Being mindful in the moment, giving myself time to sit with my feelings and reframe my expectations, choosing to find my peace wherever I am has given me greater clarity and wholeness.  I look forward to resuming my daily writing, with even greater enthusiasm.

 

 

 

 

 

Sunny Sunday

The sun is out, and it feels like spring.  There are two robins in the tree outside my window cavorting and celebrating as well.  What a glorious way to start the day!  I am incorporating mindfulness (paying attention to the here and now) with gratefulness into my thinking about every moment. I am using what the politicos refer to as spin to change my thinking.  Last night during a roaring wind storm, during which I tend to worry about all sorts of flying objects and damage, instead I turned my thoughts to how lucky I am in a warm safe home, with a cheery fire and a huge selection of books; gratefulness.

One of the risks of this somewhat Pollyanna-ish thinking is the loss of being taken seriously, always hugely important in the past.  But when I framed it in a new way, would I rather be taken seriously and be unhappy or would I rather be happy and let the chips fall where they may?  I chose happiness.

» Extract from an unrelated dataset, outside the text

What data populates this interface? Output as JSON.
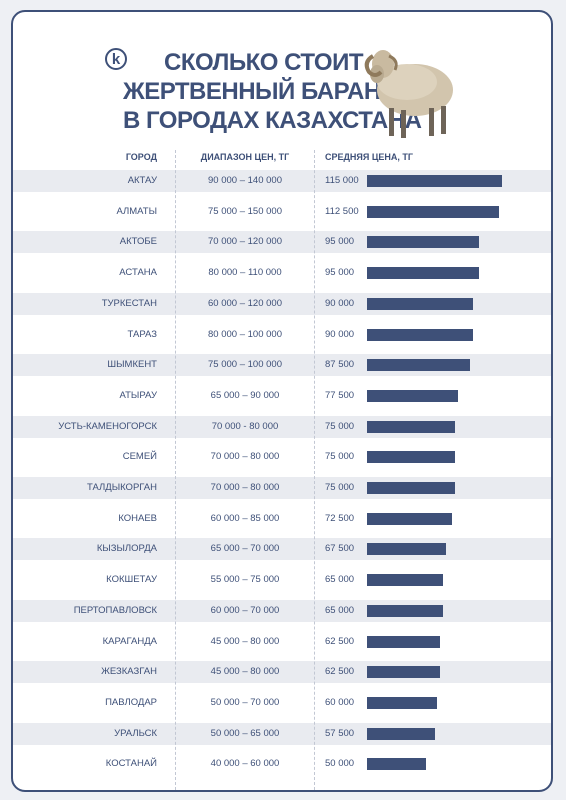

Today I will sing, loudly, all the way to Missoula, dance when I dry my hair and put my purchases away, and laugh just for any old reason or no reason at all.  Happy Sunday.

Not for the squeamish

Not that I have been overly freaked out by the various bugs and rodents that may cross one’s path in the suburbs, but I have risen to the level of nonplussed when it comes to dealing with the grosser aspects of country living.  A friend of mine who lives in central Washington near the Canadian border has waged an all out war on voles that decimated her garden last year and has tracked her body count on Facebook.  Country gals become a little tougher, (and find our entertainment in unique ways).  My personal vendetta has been houseflies, tons of them, with no let up in winter.  I have searched the web for ideas, and short of killing the dang things and removing their food source, there was little help.  I have heard anecdotally that flies are a problem in log and wood beam homes, but cannot find documentation or the answer to why?  I am stumped on the food source, as I have no attic space to hide a dead rodent, the garbage tucked away in a pull out, and I have never seen any activity near the cat items…so clobbering and cleaning up flies is part of the daily routine.  I am the proud owner of four fly swatters and my shop vac has a place of honor among the weapons of war.  Next up is sterilizing the interior surfaces in the hopes it will discourage the filthy little buzzers.

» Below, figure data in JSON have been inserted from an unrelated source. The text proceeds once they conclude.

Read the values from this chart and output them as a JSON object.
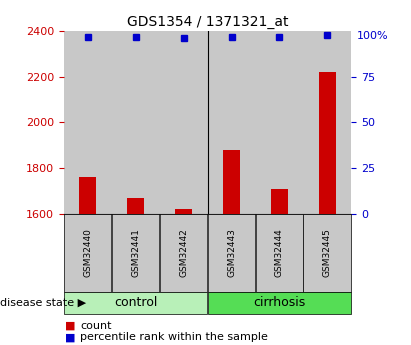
{
  "title": "GDS1354 / 1371321_at",
  "samples": [
    "GSM32440",
    "GSM32441",
    "GSM32442",
    "GSM32443",
    "GSM32444",
    "GSM32445"
  ],
  "counts": [
    1760,
    1670,
    1620,
    1880,
    1710,
    2220
  ],
  "percentile_ranks": [
    97,
    97,
    96,
    97,
    97,
    98
  ],
  "ylim_left": [
    1600,
    2400
  ],
  "ylim_right": [
    0,
    100
  ],
  "yticks_left": [
    1600,
    1800,
    2000,
    2200,
    2400
  ],
  "yticks_right": [
    0,
    25,
    50,
    75,
    100
  ],
  "bar_color": "#cc0000",
  "dot_color": "#0000cc",
  "bar_width": 0.35,
  "bg_color": "#ffffff",
  "tick_color_left": "#cc0000",
  "tick_color_right": "#0000cc",
  "legend_count_label": "count",
  "legend_pct_label": "percentile rank within the sample",
  "disease_state_label": "disease state",
  "cell_bg": "#c8c8c8",
  "group_labels": [
    "control",
    "cirrhosis"
  ],
  "group_colors": [
    "#b8f0b8",
    "#55dd55"
  ],
  "group_sizes": [
    3,
    3
  ]
}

Yesterday when I went out the cat had left me a gift of a severed mouse head and the less tasty (I’m assuming) guts on the walkway to the garage.  I don’t really have a problem, anymore at least, of flinging them into the woods with a shovel, but I have to say even this newly minted country girl was not thrilled to clean the barfed up  indigestible parts of a mouse at 5:30 AM.  Thanks cat!

The trade-offs for which I am grateful:

  • Even on this gray morning the air is still, crisp and smells so clean
  • Heating with wood is one of the most cheerful ways to stay warm
  • The quiet is so soft, the birdsong so sweet in early spring, the stillness so calming

Today I will continue to practice happiness, gratefulness and mindfulness.  I will try a new activity, the First Friday celebration in town, to meet new people while “being Cathrine”.